# CBSE Class 11-science Answered

**A platform is moving upwards with an acceleration of 5m/s².At the moment when it's velocity is 3m/s, a ball is thrown from it with a speed of 30m/s w. r. t platform at an angle of 30 with horizontal w. r. t plat form. What is the time taken by the ball to return to the platform**

The ball is thrown with velocity u = 30 m/s at an angle 30^{o} when the platform velocity is v = 3 m/s .

Hence intial vertical component of velocity of ball is ( u sin30 + v ) = 18 m/s

Let the ball hit the platform when it reaches the height h from the position when the ball is thrown

as shown in figure.

Vertical displacement for the ball is

h = 18 t - [ (1/2) × g t^{2} ] = 18 t - 4.9 t^{2} ......................... (1)
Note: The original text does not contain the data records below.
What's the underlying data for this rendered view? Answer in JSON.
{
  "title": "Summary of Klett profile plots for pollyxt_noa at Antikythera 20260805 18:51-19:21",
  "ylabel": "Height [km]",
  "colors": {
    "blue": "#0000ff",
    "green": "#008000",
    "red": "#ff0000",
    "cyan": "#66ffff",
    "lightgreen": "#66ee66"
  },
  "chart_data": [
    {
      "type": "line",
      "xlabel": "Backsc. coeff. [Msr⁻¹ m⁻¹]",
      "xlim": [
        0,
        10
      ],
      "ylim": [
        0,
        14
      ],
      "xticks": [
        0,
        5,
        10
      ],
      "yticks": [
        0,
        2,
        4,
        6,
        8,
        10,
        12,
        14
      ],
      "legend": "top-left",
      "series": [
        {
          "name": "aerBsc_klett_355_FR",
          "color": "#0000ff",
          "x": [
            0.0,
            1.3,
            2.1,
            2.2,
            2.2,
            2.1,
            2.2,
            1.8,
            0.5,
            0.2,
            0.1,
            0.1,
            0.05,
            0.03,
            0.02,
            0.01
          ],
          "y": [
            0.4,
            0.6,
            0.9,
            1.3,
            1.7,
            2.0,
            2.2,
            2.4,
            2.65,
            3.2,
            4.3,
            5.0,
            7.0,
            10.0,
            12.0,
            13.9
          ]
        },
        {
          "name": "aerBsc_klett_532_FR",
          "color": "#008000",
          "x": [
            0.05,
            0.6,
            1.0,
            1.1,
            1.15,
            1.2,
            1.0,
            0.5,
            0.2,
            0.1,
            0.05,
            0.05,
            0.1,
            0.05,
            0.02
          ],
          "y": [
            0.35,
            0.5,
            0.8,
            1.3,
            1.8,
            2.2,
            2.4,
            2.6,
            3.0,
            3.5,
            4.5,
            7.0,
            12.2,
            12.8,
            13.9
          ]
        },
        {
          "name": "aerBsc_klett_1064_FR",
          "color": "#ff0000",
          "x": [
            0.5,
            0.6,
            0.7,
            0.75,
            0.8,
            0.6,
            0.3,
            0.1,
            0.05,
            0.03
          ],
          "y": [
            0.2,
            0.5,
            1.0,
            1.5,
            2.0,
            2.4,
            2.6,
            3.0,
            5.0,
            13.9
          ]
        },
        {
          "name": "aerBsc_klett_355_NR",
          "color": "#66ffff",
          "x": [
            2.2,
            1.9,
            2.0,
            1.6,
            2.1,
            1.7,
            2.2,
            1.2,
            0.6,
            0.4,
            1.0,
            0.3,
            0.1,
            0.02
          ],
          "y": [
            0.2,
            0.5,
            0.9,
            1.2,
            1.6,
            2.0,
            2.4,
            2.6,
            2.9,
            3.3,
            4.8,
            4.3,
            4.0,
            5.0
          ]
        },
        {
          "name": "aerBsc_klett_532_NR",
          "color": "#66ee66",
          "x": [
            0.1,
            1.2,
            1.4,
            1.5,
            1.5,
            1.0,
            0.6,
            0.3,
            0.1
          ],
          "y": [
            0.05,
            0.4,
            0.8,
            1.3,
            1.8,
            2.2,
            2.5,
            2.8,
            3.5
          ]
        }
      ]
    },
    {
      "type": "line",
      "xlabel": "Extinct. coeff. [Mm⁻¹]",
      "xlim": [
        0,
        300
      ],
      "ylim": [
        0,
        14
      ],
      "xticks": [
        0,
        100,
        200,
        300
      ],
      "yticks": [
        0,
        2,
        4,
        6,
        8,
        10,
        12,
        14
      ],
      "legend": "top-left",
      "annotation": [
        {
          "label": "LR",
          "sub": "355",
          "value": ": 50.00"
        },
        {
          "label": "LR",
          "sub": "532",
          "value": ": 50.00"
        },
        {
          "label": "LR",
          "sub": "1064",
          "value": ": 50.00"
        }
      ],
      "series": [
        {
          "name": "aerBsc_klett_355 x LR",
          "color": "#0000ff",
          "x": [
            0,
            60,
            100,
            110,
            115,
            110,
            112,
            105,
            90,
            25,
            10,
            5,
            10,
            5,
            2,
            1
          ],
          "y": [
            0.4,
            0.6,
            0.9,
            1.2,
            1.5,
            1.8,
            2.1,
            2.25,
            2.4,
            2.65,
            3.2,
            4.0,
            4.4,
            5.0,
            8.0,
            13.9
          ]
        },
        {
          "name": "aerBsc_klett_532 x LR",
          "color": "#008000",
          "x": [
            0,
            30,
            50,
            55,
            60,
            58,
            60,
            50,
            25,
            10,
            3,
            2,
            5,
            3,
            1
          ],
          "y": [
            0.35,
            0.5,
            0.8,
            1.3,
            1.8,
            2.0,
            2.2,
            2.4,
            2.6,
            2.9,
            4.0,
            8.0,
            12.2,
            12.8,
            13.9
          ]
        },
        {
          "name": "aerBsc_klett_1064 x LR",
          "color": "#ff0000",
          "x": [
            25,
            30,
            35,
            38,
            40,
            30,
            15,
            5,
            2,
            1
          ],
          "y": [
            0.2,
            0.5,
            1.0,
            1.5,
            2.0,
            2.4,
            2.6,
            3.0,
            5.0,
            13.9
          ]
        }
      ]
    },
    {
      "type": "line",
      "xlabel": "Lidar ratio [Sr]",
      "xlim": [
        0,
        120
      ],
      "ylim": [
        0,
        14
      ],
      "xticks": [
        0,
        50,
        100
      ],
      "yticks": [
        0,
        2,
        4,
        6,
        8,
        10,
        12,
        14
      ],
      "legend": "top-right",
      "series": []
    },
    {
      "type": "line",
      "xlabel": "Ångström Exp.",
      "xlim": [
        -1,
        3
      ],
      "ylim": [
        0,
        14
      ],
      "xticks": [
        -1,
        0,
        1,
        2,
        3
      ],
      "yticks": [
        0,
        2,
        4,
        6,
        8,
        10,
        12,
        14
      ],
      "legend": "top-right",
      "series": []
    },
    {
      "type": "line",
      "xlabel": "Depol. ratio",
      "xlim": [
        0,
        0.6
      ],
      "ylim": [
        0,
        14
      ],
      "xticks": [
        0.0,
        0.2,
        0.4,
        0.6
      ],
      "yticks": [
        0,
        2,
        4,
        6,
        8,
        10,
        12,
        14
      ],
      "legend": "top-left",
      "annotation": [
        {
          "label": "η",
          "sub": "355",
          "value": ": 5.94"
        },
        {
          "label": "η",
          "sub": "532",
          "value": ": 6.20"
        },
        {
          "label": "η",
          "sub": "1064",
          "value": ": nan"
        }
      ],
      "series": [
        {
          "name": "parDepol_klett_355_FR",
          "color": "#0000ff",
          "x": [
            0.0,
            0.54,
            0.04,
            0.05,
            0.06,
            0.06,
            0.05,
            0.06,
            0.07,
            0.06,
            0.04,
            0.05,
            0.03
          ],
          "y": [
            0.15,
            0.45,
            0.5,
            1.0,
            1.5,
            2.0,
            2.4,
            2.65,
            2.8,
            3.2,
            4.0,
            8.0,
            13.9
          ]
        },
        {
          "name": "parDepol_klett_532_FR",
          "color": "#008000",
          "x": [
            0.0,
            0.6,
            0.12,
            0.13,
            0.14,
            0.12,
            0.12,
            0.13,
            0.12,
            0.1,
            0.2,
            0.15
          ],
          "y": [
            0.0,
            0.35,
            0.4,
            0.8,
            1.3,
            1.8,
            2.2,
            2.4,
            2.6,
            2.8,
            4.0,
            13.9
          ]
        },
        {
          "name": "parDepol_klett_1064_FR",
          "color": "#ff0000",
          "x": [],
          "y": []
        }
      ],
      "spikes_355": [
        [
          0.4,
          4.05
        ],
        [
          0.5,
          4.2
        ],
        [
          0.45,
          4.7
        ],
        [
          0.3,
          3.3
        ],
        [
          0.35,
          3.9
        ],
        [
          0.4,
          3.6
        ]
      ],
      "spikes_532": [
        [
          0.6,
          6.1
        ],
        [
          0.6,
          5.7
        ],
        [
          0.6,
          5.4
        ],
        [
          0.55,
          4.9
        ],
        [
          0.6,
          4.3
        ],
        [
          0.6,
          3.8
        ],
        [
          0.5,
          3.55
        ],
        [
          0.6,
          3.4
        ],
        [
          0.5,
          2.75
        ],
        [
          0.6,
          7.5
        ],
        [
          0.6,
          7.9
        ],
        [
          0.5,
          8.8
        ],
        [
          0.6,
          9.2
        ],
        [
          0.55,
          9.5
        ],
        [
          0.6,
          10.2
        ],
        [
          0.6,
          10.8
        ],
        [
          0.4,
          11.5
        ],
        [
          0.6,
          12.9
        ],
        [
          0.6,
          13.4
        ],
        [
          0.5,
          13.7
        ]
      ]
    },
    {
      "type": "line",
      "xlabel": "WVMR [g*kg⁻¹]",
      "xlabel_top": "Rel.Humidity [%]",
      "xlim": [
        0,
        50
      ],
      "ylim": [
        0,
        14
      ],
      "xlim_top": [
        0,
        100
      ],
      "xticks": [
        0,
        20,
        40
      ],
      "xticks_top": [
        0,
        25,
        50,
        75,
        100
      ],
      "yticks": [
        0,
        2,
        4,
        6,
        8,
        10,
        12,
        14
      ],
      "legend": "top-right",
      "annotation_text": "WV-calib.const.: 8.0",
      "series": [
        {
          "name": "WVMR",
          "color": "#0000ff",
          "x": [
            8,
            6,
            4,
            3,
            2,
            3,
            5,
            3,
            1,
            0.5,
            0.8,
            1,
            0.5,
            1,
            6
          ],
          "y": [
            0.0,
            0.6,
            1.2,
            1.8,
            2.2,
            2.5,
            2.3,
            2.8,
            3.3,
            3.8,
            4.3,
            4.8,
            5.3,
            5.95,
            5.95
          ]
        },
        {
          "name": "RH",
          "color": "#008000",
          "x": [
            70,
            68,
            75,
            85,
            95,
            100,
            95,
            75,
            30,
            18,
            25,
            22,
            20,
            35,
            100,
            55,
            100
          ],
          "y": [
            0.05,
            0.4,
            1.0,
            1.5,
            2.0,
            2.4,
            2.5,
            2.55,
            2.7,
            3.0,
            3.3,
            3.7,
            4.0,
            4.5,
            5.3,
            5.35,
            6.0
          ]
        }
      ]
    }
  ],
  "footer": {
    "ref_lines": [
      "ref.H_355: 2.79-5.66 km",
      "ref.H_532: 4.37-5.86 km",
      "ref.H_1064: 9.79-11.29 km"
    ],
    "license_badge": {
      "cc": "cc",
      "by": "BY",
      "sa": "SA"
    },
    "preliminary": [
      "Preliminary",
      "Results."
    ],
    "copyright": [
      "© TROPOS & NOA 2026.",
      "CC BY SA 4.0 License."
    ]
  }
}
where g = 9.8 m/s^{2} is acceleration due to gravity and t is time taken.

Platfrom is moving with acceleration a = 5 m/s^{2} . Hence vertical displacement for platform is

h = 3 t + [ (1/2) a t^{2} ] = 3t + 2.5 t^{2} ..................................(2)

Time taken t for the ball to hit the platform is calculated by equating eqn.(1) and (2)

3t + 2.5 t^{2} = 18 t - 4.9 t^{2}

From above expression , we get t ≈ 2 s